Despite being introduced nearly a year ago, only 17% of UK adults have started or increased the amount they save using a personal savings account (PSA), according to research by the Nottingham Building Society
It shows that just 52% are aware of the benefit, which came into effect in April 2016, and allows basic-rate taxpayers to earn £1,000 in interest tax-free each year, and £500 for those who pay a higher-rate
However, one age group that have been taking advantage of the initiative are those aged 18-24, with 40% starting or increasing their saving since it was launched.
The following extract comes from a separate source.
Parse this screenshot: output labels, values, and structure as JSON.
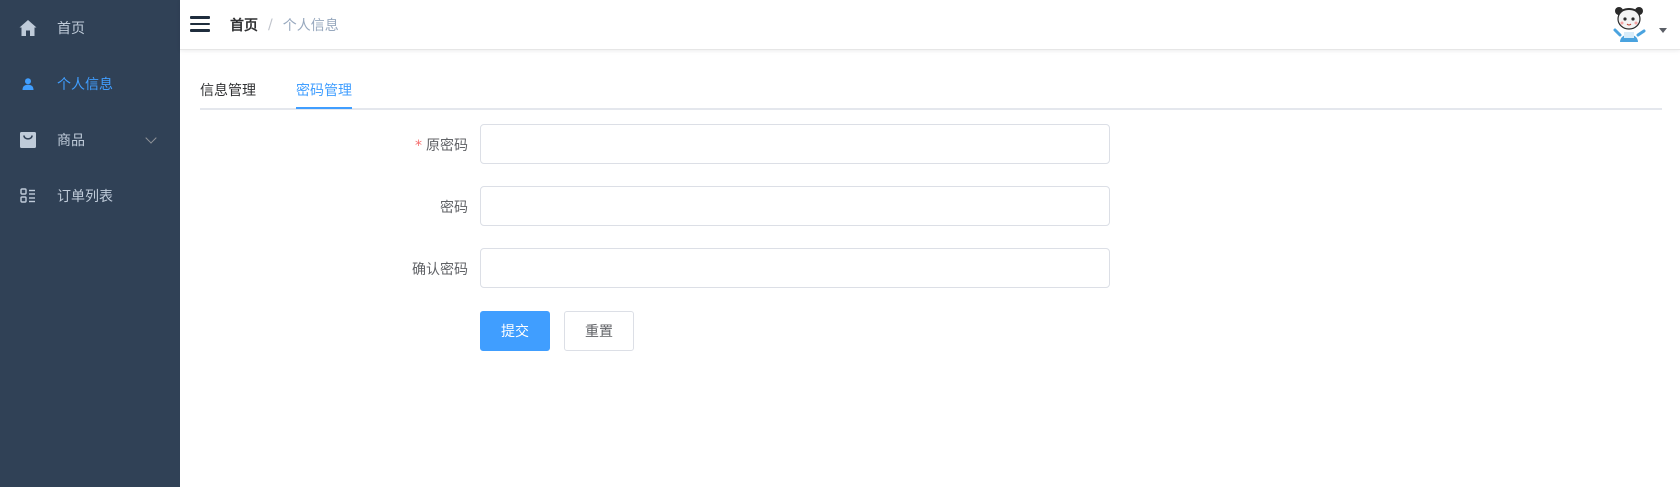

“Being able to earn up to £1,000 in interest tax-free is a real incentive for saving and it should encourage more people to take advantage of the wide range of accounts available,” Nottingham Building Society, senior product manager, Jonathan Cartlidge, said.
“It is particularly encouraging to see that so many 18 to 24-year-olds are starting to save.
We know the sooner you start to save, the better you will prepare for life’s milestones.
“For example, those who have saved around £250 a month for the past five years would now have a saving pot of over £21,000. Even those who can only commit to saving a small amount each month will see their savings grow.”
This comes as research from Moneyfacts.co.uk, released today, reveals that savers would receive bigger returns maximising their PSA, than they would investing in a new individual savings account (ISA).
It shows that if savers were to invest £20,000 in the best ISA or best non-ISA, neither would bring them returns greater than the lower PSA limit of £500.
Moneyfacts.co.uk finance expert, Rachel Springall, said: “It’s been almost a full year since the government introduced the PSA to enable savers to earn more savings interest tax-free. While this has been an ingenious way to encourage consumers to save, it has also had a big impact on the appeal of ISAs.
“ISAs overall have been struggling to keep up with the more desirable returns that standard savings accounts have on offer, and savers have still had to endure years of low interest rates due to government lending initiatives.
“This has forced savings rates to plummet, making it vital for savers to keep on top of the best buys, and to try not to be too discouraged when it comes to saving for the future.”